Security experts are using malware’s own code to protect potential victims
Hacking the hackers: Gootloader is a long-running cyber-criminal operation based on an “initial access-as-a-service” model: the gang behind the malware infects organizations. Then it sells access to “customers” looking for an entry point to go deeper into the victim’s network. To successfully thwart the operation, researchers fought fire to with fire.
The Gootloader malware originated from the Gootkit banking trojan, which has been active against European targets since 2010. The malicious operation allows third-party criminals to put their malware (especially ransomware) into a compromised network. The gang behind it has been particularly successful over the past several years.
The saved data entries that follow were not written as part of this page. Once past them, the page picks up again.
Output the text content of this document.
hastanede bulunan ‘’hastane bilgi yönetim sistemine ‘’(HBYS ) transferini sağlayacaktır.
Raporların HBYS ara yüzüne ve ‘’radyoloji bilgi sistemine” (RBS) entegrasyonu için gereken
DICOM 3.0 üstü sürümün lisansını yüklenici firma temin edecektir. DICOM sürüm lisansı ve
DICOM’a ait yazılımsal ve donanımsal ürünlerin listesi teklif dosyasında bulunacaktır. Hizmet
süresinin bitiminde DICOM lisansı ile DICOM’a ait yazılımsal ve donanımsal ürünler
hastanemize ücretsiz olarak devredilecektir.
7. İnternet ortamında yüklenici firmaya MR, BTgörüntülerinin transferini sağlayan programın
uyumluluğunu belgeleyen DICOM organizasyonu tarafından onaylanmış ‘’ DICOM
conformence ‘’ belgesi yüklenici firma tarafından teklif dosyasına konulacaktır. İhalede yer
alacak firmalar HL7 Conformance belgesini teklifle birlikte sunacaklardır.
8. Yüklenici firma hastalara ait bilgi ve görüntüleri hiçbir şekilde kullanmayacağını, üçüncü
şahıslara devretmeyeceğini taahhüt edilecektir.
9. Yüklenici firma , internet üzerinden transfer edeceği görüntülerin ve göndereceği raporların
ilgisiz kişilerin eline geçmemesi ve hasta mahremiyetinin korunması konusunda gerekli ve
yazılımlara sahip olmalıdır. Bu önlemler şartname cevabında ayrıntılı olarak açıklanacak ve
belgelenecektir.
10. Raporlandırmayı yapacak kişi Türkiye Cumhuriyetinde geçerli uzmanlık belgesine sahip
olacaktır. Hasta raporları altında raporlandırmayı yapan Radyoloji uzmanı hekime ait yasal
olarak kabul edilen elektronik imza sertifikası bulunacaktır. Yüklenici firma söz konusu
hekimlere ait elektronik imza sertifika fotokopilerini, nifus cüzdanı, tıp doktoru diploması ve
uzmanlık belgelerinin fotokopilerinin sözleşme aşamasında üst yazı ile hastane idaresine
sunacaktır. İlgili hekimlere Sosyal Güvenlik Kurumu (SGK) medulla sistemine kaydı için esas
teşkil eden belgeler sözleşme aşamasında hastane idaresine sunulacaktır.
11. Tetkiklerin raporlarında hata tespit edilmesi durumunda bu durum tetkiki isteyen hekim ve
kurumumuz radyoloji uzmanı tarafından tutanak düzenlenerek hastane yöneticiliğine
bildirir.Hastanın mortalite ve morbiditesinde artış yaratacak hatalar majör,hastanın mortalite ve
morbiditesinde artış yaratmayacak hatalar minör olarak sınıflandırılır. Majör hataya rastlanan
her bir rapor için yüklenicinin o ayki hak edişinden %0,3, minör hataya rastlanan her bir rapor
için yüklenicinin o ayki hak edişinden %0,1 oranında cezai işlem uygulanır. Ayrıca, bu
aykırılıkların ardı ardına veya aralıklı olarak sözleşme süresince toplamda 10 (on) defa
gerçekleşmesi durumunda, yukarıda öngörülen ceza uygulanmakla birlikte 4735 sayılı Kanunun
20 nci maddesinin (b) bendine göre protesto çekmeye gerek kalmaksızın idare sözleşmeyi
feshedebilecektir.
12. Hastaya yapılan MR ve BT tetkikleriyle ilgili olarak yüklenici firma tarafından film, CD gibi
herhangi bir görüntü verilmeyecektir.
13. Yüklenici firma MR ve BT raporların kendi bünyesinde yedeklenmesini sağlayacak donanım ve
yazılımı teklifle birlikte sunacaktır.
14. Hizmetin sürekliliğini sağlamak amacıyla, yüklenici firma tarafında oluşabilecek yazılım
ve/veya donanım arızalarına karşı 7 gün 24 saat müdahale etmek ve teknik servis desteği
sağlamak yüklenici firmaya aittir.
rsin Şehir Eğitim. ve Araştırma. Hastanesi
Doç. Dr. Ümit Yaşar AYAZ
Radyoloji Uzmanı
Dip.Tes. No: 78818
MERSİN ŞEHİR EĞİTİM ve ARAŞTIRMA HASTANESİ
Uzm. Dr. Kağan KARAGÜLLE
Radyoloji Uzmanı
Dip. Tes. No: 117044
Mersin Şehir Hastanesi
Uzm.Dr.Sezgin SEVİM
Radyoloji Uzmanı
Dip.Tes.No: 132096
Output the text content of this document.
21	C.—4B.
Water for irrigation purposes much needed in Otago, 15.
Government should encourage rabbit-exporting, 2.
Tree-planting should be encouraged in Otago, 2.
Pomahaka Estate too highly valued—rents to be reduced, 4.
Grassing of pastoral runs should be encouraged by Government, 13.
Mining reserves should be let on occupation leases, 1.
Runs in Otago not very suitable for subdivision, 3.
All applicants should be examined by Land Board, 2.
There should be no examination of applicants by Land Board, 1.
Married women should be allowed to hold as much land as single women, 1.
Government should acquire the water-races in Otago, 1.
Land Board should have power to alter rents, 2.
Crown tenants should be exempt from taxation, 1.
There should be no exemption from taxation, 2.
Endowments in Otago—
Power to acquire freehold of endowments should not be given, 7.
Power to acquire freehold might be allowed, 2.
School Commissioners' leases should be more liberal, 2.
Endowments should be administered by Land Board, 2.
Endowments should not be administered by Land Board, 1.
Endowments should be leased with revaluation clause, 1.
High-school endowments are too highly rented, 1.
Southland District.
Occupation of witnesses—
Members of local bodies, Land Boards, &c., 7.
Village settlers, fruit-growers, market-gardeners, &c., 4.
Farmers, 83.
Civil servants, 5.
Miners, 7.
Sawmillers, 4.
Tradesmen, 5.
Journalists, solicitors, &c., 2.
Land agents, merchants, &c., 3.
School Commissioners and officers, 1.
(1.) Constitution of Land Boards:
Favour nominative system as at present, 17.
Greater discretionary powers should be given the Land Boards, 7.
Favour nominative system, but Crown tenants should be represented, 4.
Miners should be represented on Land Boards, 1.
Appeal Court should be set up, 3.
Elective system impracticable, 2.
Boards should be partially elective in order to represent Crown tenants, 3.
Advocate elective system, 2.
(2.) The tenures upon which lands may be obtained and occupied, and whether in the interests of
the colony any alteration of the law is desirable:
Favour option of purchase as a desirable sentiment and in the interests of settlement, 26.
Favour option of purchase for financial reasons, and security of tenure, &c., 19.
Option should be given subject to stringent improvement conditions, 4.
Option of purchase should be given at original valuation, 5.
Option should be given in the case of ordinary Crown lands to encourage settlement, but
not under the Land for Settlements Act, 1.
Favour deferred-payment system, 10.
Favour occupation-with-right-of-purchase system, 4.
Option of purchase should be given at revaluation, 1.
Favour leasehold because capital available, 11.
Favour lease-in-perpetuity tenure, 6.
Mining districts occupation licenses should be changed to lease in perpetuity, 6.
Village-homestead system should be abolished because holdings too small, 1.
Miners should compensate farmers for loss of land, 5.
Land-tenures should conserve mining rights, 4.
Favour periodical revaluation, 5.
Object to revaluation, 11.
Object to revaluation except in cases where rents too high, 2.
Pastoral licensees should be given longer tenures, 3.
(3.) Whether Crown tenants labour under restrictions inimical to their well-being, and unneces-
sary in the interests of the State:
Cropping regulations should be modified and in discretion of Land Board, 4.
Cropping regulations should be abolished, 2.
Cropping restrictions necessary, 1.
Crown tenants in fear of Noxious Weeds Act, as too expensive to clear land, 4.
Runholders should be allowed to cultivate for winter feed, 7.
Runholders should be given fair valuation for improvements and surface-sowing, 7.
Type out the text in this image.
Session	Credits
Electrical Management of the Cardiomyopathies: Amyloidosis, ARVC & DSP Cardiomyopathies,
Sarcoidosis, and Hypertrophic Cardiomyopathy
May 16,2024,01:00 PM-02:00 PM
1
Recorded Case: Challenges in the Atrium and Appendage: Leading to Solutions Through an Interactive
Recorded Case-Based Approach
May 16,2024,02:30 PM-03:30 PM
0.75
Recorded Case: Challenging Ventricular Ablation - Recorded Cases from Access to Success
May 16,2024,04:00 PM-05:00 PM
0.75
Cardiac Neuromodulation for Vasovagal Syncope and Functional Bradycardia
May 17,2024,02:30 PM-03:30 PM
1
Security researchers at eSentire have tracked recent Gootloader activities and are now explaining how it works and what’s needed to fight it. The Gootloader operation uses SEO poisoning techniques, luring potential victims to an “enormous array” of compromised WordPress blogs.
The operation is tailored to exploit victims more inclined to pay a ransom to get their data back. The blogs are populated with bait content, including links to malicious documents, templates, and other generic forms. When the target clicks these links, they unintentionally infect Windows with the main Gootloader malware.
Gootloader’s most common victims are professionals working for law firms and corporate legal departments. The analysts explain that bad actors use blog posts about legal agreements and contracts to lure people in those positions into downloading their malicious code. Legal professionals have essentially been the primary target of the Gootloader gang for the past 15 months, with 12 different organizations targeted between January and March 2023.
The eSentire researchers created a specialized web crawler to keep track of Gootloader-related web pages and previously infected sites. They found around 178,000 live Gootloader pages and another 100,000+ previously infected sites. The researchers collected evidence that links Gootloader to the infamous Russian REvil gang, which regularly partnered with the malware’s network between 2019 and 2020 to infect, encrypt, and scam compromised organizations.